Jakarta · Kamis, 20 Agustus 2026Cari
WargaKonoha

1.800 Ton Emas Warga RI di Bawah Bantal, Nilainya Rp 4.483 Triliun

Menteri Koordinator Bidang Perekonomian Airlangga Hartarto mengungkapkan bahwa sekitar 1.800 ton emas masih disimpan masyarakat Indonesia di bawah bantal dan belum masuk ke sistem keuangan. Dengan harga pasar saat itu, 1.800 ton emas tersebut setara dengan nilai US$ 252 miliar atau sekitar Rp 4.483,02 triliun.
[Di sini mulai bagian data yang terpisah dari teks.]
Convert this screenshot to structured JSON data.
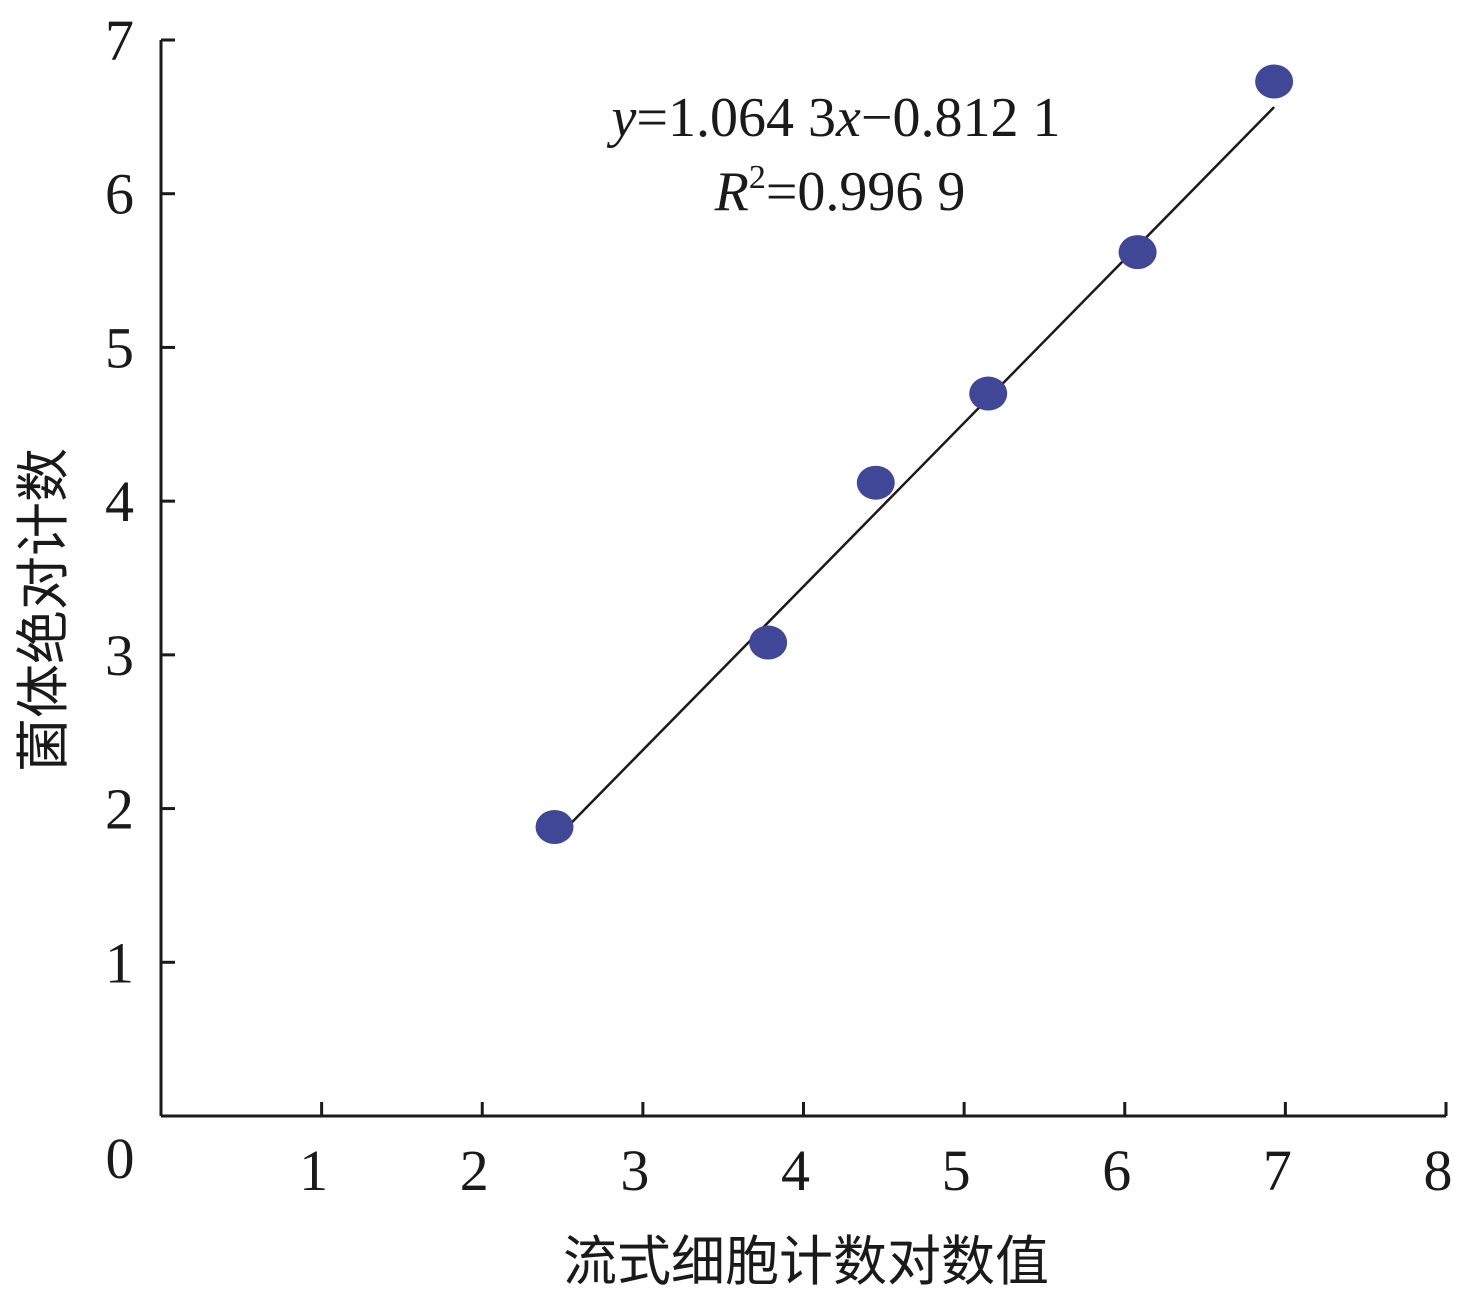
{
  "chart_data": {
    "type": "scatter",
    "xlabel": "流式细胞计数对数值",
    "ylabel": "菌体绝对计数",
    "xlim": [
      0,
      8
    ],
    "ylim": [
      0,
      7
    ],
    "xticks": [
      "1",
      "2",
      "3",
      "4",
      "5",
      "6",
      "7",
      "8"
    ],
    "yticks": [
      "1",
      "2",
      "3",
      "4",
      "5",
      "6",
      "7"
    ],
    "origin_label": "0",
    "grid": false,
    "legend": "none",
    "points": [
      {
        "x": 2.45,
        "y": 1.88
      },
      {
        "x": 3.78,
        "y": 3.08
      },
      {
        "x": 4.45,
        "y": 4.12
      },
      {
        "x": 5.15,
        "y": 4.7
      },
      {
        "x": 6.08,
        "y": 5.62
      },
      {
        "x": 6.93,
        "y": 6.73
      }
    ],
    "fit": {
      "slope": 1.0643,
      "intercept": -0.8121,
      "x_range": [
        2.45,
        6.93
      ],
      "equation": {
        "y": "y",
        "eq1": "=1.064 3",
        "x": "x",
        "eq2": "−0.812 1"
      },
      "r2": {
        "r": "R",
        "sup": "2",
        "value": "=0.996 9"
      }
    },
    "colors": {
      "point": "#3f4796",
      "line": "#1a1a1a"
    }
  }
}
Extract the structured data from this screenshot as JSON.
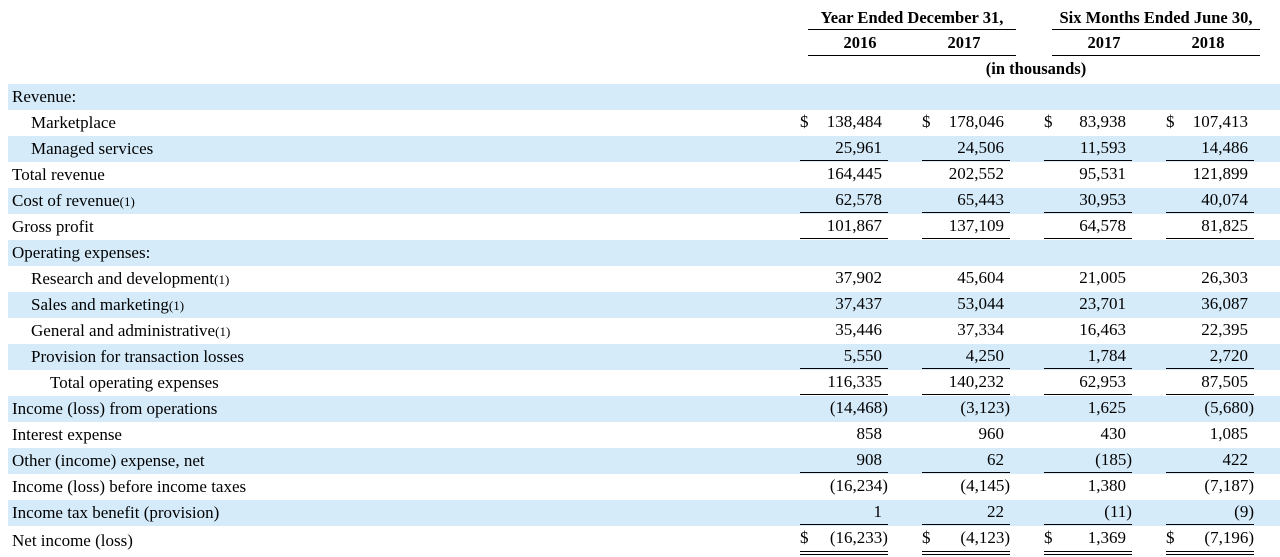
{
  "colors": {
    "stripe": "#d5ebfa",
    "text": "#000000",
    "rule": "#000000"
  },
  "table": {
    "currency_symbol": "$",
    "units_note": "(in thousands)",
    "col_groups": [
      {
        "label": "Year Ended December 31,",
        "years": [
          "2016",
          "2017"
        ]
      },
      {
        "label": "Six Months Ended June 30,",
        "years": [
          "2017",
          "2018"
        ]
      }
    ],
    "rows": [
      {
        "label": "Revenue:",
        "indent": 0,
        "values": [
          "",
          "",
          "",
          ""
        ]
      },
      {
        "label": "Marketplace",
        "indent": 1,
        "dollar": true,
        "values": [
          "138,484",
          "178,046",
          "83,938",
          "107,413"
        ]
      },
      {
        "label": "Managed services",
        "indent": 1,
        "underline": "single",
        "values": [
          "25,961",
          "24,506",
          "11,593",
          "14,486"
        ]
      },
      {
        "label": "Total revenue",
        "indent": 0,
        "values": [
          "164,445",
          "202,552",
          "95,531",
          "121,899"
        ]
      },
      {
        "label": "Cost of revenue",
        "note": "(1)",
        "indent": 0,
        "underline": "single",
        "values": [
          "62,578",
          "65,443",
          "30,953",
          "40,074"
        ]
      },
      {
        "label": "Gross profit",
        "indent": 0,
        "underline": "single",
        "values": [
          "101,867",
          "137,109",
          "64,578",
          "81,825"
        ]
      },
      {
        "label": "Operating expenses:",
        "indent": 0,
        "values": [
          "",
          "",
          "",
          ""
        ]
      },
      {
        "label": "Research and development",
        "note": "(1)",
        "indent": 1,
        "values": [
          "37,902",
          "45,604",
          "21,005",
          "26,303"
        ]
      },
      {
        "label": "Sales and marketing",
        "note": "(1)",
        "indent": 1,
        "values": [
          "37,437",
          "53,044",
          "23,701",
          "36,087"
        ]
      },
      {
        "label": "General and administrative",
        "note": "(1)",
        "indent": 1,
        "values": [
          "35,446",
          "37,334",
          "16,463",
          "22,395"
        ]
      },
      {
        "label": "Provision for transaction losses",
        "indent": 1,
        "underline": "single",
        "values": [
          "5,550",
          "4,250",
          "1,784",
          "2,720"
        ]
      },
      {
        "label": "Total operating expenses",
        "indent": 2,
        "underline": "single",
        "values": [
          "116,335",
          "140,232",
          "62,953",
          "87,505"
        ]
      },
      {
        "label": "Income (loss) from operations",
        "indent": 0,
        "values": [
          "(14,468)",
          "(3,123)",
          "1,625",
          "(5,680)"
        ]
      },
      {
        "label": "Interest expense",
        "indent": 0,
        "values": [
          "858",
          "960",
          "430",
          "1,085"
        ]
      },
      {
        "label": "Other (income) expense, net",
        "indent": 0,
        "underline": "single",
        "values": [
          "908",
          "62",
          "(185)",
          "422"
        ]
      },
      {
        "label": "Income (loss) before income taxes",
        "indent": 0,
        "values": [
          "(16,234)",
          "(4,145)",
          "1,380",
          "(7,187)"
        ]
      },
      {
        "label": "Income tax benefit (provision)",
        "indent": 0,
        "underline": "single",
        "values": [
          "1",
          "22",
          "(11)",
          "(9)"
        ]
      },
      {
        "label": "Net income (loss)",
        "indent": 0,
        "dollar": true,
        "underline": "double",
        "values": [
          "(16,233)",
          "(4,123)",
          "1,369",
          "(7,196)"
        ]
      }
    ]
  }
}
Jika seluruh emas tersebut dapat masuk ke dalam sistem keuangan nasional, stok emas Indonesia akan menjadi salah satu terbesar di dunia, bahkan melebihi China yang memiliki 2.331 ton dan hanya kalah dari Amerika Serikat dengan 8.133 ton.

Airlangga menyampaikan hal ini dalam acara Peluncuran Indonesia Bullion Market Association di Jakarta pada 20 Agustus 2026. Ia meminta dua lembaga keuangan yang sudah memiliki layanan bullion, yakni Bank Syariah Indonesia (BSI) dan PT Pegadaian, untuk mencari cara meyakinkan masyarakat agar bersedia menitipkan aset emasnya. Saat ini, Pegadaian telah mengelola 153 ton emas masyarakat, sementara BSI mengelola sekitar 20 ton.

Jika hanya 20% dari total 1.800 ton emas di bawah bantal dapat dialihkan ke instrumen keuangan atau perbankan syariah, dampaknya akan signifikan bagi pertumbuhan pasar keuangan Indonesia.